BACKGROUND: There is growing public awareness regarding the health effects of indoor nanoscale particulate matter (INPM) since people spend the majority of their time indoors. INPM could have a direct entry route into the brain via the axons of the olfactory nerve and migrating across the blood-brain barrier (BBB). Using animals to explore this possibility is not a reliable method to fully demonstrate human physiological responses. We, therefore, set out to develop a human 3D functional blood-brain barrier model to examine the potential effects of INPM on the cerebral nervous system. METHODS: Human astrocytes were co-cultured and human umbilical vein endothelial cells in 3D within a microfluidic chip to simulate the micro-complex physiological structure of the human BBB. This 3D human organotypic model has then been made to investigate any INPM-induced BBB dysfunction linked to potential cellular responses. RESULTS: A 3D human functional blood-brain barrier was constructed in this study. We observed the translocation of INPM across the blood-brain barrier. The 3D human organotypic chip initially reflected damage to the nervous system with abnormal astrocyte proliferation and a decline in cell viability. We also looked at the behavior of oxidative stress-related biomarkers (ROS, GSH-Px, and MDA). INPM was implicated in aggravating inflammation via reactive oxygen species (ROS). The Keap1-Nrf2-ARE pathway is a key mechanism in cellular resistance to oxidative stress by mediating and activating a variety of antioxidant and detoxification enzymes.
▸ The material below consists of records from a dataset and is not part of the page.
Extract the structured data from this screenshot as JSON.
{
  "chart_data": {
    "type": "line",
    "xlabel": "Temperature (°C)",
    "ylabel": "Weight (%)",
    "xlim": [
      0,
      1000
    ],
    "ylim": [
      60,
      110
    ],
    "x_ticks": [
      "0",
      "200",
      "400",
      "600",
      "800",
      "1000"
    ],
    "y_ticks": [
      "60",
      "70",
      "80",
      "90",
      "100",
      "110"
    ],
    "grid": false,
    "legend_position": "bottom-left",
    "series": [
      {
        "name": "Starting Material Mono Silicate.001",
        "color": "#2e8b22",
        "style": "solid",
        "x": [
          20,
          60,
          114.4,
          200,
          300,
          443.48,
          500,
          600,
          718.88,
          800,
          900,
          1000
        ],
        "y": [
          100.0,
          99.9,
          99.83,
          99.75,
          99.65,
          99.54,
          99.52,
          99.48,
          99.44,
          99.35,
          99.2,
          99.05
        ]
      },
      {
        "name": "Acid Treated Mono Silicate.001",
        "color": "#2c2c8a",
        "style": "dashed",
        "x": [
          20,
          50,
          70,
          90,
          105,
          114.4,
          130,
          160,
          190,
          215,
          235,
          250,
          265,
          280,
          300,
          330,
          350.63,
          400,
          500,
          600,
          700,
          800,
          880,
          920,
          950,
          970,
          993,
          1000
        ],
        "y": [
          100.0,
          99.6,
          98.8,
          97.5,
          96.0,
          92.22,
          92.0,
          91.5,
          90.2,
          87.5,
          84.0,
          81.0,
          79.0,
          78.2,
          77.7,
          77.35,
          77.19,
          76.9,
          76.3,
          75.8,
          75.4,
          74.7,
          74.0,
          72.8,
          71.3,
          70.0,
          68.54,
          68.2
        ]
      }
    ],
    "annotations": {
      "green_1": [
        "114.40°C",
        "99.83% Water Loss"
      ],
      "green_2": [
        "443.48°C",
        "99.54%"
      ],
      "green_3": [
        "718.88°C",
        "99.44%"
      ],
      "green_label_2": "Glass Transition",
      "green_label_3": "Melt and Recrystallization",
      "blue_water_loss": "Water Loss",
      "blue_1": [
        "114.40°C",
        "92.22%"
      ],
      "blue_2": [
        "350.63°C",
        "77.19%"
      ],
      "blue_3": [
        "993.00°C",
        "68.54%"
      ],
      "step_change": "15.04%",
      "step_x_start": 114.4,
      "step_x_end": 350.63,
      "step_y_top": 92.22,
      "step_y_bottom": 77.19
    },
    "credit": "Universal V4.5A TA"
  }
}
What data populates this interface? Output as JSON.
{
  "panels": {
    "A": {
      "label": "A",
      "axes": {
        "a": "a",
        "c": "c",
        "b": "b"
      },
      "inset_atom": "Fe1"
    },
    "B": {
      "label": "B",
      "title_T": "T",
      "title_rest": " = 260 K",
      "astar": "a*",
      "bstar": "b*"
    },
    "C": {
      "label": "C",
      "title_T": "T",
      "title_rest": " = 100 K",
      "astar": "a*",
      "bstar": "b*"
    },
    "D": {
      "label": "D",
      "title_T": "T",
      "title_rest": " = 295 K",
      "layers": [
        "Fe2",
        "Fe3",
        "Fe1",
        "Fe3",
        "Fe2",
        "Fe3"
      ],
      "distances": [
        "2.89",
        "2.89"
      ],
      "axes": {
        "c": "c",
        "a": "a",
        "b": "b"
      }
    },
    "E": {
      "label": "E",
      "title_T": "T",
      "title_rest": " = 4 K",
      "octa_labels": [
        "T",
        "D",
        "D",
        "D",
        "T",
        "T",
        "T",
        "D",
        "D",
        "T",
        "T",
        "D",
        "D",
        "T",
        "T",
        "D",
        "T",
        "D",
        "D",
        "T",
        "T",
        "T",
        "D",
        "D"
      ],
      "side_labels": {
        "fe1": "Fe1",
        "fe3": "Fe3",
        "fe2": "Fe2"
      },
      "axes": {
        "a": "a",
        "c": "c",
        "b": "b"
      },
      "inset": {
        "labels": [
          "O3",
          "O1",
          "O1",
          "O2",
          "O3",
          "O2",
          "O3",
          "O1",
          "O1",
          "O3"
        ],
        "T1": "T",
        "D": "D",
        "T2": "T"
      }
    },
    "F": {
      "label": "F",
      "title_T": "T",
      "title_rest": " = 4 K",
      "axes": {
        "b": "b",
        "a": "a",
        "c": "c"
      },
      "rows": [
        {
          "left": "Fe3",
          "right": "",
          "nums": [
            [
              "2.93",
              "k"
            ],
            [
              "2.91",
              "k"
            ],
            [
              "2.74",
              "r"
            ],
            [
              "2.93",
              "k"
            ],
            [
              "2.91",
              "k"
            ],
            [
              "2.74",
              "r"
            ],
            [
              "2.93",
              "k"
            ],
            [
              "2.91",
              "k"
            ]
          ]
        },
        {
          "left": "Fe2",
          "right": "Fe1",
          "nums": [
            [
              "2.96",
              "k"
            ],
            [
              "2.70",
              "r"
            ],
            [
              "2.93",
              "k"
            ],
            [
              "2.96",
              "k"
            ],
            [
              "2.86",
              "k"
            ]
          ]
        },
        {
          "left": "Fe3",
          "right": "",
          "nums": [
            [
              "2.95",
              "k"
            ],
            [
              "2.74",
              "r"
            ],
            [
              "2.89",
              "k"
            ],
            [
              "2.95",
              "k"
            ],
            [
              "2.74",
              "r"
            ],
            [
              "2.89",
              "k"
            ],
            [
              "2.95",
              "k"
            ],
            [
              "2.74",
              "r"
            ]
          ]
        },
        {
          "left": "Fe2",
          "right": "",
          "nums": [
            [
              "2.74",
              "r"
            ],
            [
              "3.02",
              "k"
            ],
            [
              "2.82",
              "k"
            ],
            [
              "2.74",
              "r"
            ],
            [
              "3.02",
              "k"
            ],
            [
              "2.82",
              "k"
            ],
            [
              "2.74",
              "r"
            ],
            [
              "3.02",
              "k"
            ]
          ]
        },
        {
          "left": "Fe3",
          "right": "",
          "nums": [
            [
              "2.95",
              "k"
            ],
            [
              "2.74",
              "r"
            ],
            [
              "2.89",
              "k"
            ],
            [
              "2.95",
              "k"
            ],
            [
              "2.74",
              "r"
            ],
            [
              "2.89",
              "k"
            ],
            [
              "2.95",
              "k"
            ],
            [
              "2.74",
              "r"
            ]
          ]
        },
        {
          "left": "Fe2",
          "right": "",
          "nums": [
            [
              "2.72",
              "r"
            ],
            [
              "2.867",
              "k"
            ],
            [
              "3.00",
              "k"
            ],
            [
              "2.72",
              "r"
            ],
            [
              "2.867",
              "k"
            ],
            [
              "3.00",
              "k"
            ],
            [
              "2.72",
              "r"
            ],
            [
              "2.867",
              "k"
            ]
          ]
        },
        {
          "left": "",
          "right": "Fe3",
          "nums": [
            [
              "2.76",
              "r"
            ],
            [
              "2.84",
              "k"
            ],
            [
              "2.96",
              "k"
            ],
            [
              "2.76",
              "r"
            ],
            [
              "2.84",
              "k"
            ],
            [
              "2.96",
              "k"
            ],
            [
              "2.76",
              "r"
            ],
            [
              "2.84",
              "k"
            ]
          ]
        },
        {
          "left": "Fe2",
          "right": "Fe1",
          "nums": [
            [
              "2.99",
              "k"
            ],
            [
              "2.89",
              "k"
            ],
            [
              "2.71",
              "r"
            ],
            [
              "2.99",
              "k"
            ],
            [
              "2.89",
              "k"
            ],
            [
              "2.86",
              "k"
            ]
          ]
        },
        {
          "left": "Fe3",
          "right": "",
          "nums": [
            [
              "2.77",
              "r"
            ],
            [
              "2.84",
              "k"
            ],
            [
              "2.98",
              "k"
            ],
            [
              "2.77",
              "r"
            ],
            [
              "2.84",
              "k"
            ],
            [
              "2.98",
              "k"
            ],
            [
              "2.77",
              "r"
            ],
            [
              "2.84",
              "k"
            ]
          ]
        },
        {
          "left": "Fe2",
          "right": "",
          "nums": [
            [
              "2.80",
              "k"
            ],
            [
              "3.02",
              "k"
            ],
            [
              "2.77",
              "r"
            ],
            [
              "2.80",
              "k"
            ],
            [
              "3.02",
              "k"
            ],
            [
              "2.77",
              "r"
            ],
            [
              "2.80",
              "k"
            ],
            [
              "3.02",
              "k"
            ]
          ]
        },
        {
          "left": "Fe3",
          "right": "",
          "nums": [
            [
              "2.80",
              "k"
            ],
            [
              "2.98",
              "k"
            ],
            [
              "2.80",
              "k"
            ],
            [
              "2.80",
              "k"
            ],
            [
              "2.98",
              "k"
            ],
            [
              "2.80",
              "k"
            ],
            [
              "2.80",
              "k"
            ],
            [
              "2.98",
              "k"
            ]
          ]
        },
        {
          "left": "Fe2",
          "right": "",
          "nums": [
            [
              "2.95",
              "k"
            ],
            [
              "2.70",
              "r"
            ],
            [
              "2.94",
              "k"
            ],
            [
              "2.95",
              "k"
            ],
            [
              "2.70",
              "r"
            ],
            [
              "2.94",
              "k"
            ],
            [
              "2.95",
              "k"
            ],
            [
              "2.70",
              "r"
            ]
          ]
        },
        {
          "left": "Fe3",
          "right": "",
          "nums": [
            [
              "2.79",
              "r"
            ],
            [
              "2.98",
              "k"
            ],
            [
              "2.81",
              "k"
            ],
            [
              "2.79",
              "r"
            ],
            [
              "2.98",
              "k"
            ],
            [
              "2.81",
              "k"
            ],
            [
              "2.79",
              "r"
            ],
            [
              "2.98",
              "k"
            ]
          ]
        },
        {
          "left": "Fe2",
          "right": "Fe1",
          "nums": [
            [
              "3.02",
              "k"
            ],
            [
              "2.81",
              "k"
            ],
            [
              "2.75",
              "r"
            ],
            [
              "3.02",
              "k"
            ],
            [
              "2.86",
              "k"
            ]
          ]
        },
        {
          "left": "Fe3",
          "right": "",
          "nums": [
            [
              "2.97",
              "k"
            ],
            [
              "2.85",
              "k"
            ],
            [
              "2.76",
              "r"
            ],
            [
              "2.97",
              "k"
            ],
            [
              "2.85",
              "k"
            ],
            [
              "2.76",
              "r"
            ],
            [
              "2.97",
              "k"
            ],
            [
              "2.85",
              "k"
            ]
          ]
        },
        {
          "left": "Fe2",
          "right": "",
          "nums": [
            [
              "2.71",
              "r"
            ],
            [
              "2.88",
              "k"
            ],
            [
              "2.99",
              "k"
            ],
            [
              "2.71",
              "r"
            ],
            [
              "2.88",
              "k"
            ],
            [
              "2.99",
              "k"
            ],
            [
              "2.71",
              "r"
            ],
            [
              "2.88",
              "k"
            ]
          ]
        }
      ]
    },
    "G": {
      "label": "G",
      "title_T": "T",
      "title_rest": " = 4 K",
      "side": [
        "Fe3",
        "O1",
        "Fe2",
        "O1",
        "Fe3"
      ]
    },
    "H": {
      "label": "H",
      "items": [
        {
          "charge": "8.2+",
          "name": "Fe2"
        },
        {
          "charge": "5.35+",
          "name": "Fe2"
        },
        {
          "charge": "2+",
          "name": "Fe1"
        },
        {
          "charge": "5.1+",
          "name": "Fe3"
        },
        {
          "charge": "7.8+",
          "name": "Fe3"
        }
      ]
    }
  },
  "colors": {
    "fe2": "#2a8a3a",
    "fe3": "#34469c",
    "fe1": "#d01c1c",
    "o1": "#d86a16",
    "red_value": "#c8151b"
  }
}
Following ROS accumulation, INPM induced abnormal expression of nuclear transcription factor Nrf2. This behavior disturbed the expression of, γ-glutamate synthase (γ-GCS) and heme oxygenase (HO-1), which further exacerbated the imbalance of the antioxidant system. CONCLUSIONS: This functional 3D human organotypic chip effectively mimics the physiological response of the human BBB. The chip provides a micro-complex structure to simulate the internal environment of the human blood-brain barrier, and partially simulates the physiological responses of the BBB to INPM exposure. Based on this model, INPM was shown to affect the blood-brain barrier biofunction by disrupting the Keap1-Nrf2-ARE pathways.